Toward Enhancing RMSProp With Forward–Looking Gradient Updates for Complex Loss Landscapes

This letter introduces a novel algorithm for training deep neural networks with many nonlinear layers. Our method uses an approximated integrated gradient that is averaged over the range of the weight update to more accurately capture the loss change resulting from parameter updates.
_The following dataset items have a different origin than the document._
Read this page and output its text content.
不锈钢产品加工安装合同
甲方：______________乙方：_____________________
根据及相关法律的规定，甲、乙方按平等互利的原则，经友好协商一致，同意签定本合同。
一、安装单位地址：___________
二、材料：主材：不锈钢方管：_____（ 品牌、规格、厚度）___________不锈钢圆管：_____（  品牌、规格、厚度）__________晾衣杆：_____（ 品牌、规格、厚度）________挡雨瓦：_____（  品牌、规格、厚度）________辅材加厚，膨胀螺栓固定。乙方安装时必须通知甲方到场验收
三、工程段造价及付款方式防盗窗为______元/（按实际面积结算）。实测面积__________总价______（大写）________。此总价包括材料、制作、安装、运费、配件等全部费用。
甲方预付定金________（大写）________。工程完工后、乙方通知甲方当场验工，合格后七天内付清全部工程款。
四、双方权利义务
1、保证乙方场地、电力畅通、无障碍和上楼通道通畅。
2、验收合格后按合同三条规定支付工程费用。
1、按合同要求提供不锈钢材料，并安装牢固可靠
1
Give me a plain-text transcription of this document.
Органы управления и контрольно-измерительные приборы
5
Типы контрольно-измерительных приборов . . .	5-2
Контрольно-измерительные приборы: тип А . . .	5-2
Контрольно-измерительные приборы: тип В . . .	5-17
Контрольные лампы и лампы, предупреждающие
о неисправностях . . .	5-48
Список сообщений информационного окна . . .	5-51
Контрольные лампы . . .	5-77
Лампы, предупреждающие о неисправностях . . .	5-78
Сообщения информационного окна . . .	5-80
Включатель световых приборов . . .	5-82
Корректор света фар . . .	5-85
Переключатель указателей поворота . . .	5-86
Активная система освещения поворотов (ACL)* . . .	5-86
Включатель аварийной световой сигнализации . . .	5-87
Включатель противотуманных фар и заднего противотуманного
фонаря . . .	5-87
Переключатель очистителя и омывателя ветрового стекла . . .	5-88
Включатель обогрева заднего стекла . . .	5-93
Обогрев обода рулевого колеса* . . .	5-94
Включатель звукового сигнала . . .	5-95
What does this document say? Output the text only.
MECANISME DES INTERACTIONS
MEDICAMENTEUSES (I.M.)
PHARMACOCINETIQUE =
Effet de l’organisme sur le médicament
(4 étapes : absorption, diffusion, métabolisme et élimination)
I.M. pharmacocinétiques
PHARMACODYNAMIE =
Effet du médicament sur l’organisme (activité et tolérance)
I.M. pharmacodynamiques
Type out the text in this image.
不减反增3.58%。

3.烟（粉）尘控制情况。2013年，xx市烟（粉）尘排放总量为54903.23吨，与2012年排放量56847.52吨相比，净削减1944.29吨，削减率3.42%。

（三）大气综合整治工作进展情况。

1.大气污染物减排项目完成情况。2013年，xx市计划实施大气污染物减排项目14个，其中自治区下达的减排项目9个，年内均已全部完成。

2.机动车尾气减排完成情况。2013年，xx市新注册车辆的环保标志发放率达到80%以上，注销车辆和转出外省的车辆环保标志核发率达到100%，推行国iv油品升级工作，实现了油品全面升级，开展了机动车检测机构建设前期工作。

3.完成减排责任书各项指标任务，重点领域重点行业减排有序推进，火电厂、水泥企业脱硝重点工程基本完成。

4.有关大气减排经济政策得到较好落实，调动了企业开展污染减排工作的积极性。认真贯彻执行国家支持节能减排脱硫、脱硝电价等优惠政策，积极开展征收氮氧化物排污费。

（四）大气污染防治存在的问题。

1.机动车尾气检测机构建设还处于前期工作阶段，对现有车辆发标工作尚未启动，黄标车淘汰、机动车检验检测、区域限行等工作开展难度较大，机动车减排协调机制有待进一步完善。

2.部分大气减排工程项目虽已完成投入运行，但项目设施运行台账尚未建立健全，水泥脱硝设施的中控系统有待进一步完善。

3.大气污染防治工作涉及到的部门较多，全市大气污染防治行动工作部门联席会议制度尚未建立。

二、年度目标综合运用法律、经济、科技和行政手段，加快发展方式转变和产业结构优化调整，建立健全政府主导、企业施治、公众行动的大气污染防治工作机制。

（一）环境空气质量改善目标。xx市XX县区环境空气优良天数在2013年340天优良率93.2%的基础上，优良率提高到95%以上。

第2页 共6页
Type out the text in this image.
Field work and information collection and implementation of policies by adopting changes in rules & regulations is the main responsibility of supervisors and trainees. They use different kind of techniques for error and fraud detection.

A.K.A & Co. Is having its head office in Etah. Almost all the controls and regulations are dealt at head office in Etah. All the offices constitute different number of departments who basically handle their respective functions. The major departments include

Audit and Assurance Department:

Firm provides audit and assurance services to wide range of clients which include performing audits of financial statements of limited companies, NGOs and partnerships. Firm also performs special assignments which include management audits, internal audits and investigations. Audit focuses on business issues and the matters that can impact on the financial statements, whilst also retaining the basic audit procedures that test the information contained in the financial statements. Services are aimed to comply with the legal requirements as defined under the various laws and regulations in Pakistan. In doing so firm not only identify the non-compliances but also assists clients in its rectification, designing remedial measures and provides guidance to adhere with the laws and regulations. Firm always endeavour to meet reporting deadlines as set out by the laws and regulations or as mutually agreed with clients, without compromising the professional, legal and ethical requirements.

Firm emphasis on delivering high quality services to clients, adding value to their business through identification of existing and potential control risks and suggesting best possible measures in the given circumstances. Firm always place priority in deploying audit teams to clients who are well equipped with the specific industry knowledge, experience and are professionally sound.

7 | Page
Unlike standard gradients, this average gradient improves learning efficiency in certain scenarios. We incorporate the approximated average gradient into RMSProp and compare the resulting algorithm to conventional RMSProp and Adam. We evaluate the approach on deep models lacking skip connections, such as those with many nonlinear activations and no residual structure, where traditional methods typically encounter difficulties. These models that focus on extracting high-order features create a loss landscape more akin to that of a biological brain. Our method requires significantly fewer iterations to reach a target training loss on MNIST, Fashion MNIST, and IMDb benchmarks for both convolutional and fully connected architectures across different initialization schemes. While our approach incurs moderately higher computational and memory costs compared to standard RMSProp, its performance on shallow models remains comparable. Nevertheless, our main contributions are (1) introducing the average gradient concept as an efficient alternative to computing high-order derivatives, (2) offering a novel factorization formula for approximating the average gradient, accompanied by a formal derivation., and (3) showing an example algorithm that leverages this formula to enhance the efficiency of RMSProp for some models, as validated by our evaluation.